Our first interviewee is Filip Gordon Frank, a product and interior designer from Zagreb, who has enriched CDSS with his desk lamp Mini Me and sophisticated ashtray Ashley. He was born in 1977 in Zagreb, where he graduated from the School of Design at the Faculty of Architecture, where he also worked as an assistant at design courses upon graduation. In 2005, he moved to Milan to specialize in interior design at the Scuola Politecnica di Design, after which he worked at the studio Aldo Cibica for a short time, after which he returned to Zagreb. He’s been showcased at numerous exhibitions in Croatia and abroad and successfully combines furniture design and interior design while cooperating with domestic and foreign companies. In 2012 he founded the company Polymorph, which stands behind the production and marketing of his personal products available on the market. His works are published in national and international publications such as Oris, Elle Decor, Wallpaper, Internal, Disegno Interiors and many others. We’ve “caught” him just as he has launched several exciting new products.

CDSS: How did the products and brand with which you present yourself at the Croatian Design Superstore come to be?

Filip Gordon Frank: I’ve always dreamed about my own collection of products and often watched designers out there produce small batches of various items and then sell them in their little shops in the smallest little streets of European cities. Such an atmosphere and the stories that surround the whole process of making the product from the first ideas and sketches to the fact that you have the opportunity to talk with potential customers in the courtyard of your own store are somehow my picture of an ideal business which I am going towards. I never cared much for large-scale, mass industrial production, because it seems to devalue the product.

CDSS: What encouraged you to step onto the entreprenurial path with your design?

FGF: When I was tired of touring fairs and forciblely contacting other manufacturers in order to offer them my products, I decided to go with the whole story myself. It gives me much greater freedom.

CDSS: What kind of challenges are you faced with during independent manufacturing and distribution of your own design products?

FGF: Unfortunately, to be independent in this business means investing enormous amounts of time, money and ultimately energy. Finally, the crucial issues are the market and numbers, since small-scale production is very expensive.

CDSS: When speaking about colleagues, whose products would you accentuate as beautiful, practical and useful?

There is such a small number of us in Croatia that I simply could not – nor would I like to – point out anyone in particular, because I think that every one of them has given their contribution for us to stand where we are today, I find that absolutely everyone deserves to be mentioned. Every one of us has found our own niche and it seems to me that precisely that differentiatiation in approaches, typology and types of products are what make Croatian design valuable and interesting.

CDSS: What items can you not live without in everyday life and what do you always carry around with you?

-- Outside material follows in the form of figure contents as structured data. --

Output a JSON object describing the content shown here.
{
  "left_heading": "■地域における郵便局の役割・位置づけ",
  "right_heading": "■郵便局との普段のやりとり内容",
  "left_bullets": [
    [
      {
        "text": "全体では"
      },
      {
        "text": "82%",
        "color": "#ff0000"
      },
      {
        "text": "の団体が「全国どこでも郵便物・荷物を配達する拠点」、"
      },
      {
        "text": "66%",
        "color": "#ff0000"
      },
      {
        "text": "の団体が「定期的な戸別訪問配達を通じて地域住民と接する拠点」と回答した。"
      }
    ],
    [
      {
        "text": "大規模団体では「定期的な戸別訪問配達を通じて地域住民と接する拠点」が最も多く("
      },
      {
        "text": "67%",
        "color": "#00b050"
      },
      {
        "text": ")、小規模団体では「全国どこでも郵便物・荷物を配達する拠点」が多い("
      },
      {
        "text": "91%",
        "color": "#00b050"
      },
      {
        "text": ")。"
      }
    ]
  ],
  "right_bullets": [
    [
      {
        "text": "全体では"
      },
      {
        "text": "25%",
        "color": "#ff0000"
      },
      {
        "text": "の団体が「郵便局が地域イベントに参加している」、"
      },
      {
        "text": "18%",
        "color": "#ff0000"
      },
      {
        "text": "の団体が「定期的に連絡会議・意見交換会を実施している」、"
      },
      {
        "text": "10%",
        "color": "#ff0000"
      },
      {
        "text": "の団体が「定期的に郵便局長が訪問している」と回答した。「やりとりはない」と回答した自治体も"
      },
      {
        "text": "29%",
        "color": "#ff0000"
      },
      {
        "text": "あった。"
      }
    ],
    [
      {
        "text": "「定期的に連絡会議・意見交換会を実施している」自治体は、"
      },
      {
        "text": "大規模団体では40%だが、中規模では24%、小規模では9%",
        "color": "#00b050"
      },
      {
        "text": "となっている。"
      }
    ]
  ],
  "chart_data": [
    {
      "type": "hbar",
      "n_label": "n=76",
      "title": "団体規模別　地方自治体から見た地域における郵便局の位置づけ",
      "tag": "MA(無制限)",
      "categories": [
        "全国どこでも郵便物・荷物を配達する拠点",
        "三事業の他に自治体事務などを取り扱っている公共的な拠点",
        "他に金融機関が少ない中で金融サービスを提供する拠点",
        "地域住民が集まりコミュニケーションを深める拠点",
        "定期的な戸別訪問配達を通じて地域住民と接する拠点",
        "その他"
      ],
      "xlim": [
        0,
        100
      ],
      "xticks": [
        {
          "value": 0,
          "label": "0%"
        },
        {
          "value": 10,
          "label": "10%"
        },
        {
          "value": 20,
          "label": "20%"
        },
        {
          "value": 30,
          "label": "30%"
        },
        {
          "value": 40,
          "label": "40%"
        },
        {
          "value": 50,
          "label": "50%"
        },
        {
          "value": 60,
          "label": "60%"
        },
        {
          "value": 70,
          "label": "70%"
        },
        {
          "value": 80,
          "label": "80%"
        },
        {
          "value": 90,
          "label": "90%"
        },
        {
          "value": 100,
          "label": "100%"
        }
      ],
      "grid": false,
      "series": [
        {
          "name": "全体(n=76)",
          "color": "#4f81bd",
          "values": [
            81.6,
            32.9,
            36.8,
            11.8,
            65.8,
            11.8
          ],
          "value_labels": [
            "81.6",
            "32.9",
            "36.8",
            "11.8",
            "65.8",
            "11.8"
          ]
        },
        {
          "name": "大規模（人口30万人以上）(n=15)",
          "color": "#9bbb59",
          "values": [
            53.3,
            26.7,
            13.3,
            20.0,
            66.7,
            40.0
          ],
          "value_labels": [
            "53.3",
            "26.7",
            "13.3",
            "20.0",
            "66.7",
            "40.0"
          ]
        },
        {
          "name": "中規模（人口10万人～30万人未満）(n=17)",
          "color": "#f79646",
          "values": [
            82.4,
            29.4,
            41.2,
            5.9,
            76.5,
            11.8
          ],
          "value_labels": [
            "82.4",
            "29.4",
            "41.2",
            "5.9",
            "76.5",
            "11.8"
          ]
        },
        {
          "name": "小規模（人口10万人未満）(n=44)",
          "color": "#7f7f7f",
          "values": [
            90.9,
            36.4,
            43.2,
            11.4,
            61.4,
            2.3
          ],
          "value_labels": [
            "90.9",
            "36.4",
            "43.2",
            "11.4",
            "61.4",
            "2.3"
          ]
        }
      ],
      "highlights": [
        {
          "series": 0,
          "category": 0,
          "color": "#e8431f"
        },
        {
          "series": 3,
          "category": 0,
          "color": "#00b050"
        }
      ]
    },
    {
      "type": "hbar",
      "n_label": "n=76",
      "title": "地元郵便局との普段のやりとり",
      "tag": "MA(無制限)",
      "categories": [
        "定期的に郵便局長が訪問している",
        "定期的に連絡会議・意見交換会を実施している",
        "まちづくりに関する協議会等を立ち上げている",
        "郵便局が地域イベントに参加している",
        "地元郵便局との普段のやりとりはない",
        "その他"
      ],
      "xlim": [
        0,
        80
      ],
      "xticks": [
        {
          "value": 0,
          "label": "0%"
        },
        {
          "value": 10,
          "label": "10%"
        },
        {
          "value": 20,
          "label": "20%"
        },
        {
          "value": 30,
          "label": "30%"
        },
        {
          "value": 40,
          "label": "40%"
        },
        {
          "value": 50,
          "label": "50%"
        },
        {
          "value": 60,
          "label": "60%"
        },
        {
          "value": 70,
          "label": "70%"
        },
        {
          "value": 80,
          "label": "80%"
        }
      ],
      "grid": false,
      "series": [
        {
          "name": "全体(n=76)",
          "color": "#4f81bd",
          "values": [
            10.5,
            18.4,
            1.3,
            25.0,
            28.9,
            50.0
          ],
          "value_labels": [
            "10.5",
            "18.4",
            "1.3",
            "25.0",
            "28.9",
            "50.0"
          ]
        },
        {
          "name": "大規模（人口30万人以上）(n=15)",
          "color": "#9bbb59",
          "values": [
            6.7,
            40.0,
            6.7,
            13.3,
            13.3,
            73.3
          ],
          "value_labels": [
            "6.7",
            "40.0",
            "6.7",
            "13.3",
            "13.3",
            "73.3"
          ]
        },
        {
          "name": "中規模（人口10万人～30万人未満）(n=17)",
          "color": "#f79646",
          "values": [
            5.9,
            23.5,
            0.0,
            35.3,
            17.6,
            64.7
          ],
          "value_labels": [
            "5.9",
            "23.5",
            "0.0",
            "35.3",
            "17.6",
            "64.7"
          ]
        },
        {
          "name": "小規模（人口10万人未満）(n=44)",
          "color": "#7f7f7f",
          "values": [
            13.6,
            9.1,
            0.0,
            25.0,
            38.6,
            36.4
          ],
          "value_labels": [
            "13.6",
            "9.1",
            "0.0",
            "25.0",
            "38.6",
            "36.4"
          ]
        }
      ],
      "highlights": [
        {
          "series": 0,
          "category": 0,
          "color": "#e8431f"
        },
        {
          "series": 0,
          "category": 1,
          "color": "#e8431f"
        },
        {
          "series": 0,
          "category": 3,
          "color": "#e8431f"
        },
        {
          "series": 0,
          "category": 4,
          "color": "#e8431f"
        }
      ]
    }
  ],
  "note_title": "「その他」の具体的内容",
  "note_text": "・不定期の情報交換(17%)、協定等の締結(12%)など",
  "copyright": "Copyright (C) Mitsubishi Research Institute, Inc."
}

FGF: If I could, I would walk around like a bushman. I am perhaps the best example of the saying ‘the shoemaker has the worst shoes’. I never have a pen or a piece of paper with me. Before I couldn’t leave the house without a watch on, but I got rid of that, too. :)

CDSS: Do you occasionally wish you could take a break from design?

FGF: Every day. No matter how much I love this calling, I often long for rest because it is work that is done continuously and often leads to exhaustion due to the large number of commitments concerning business organization.

CDSS: What’s the last thing that you’ve experienced that has left you speechless in a positive sense?

FGF: Unfortunately, rarely anything these days leaves me speechless. We are piled with things and information. Only newly discovered places and wonderful people leave me speechless.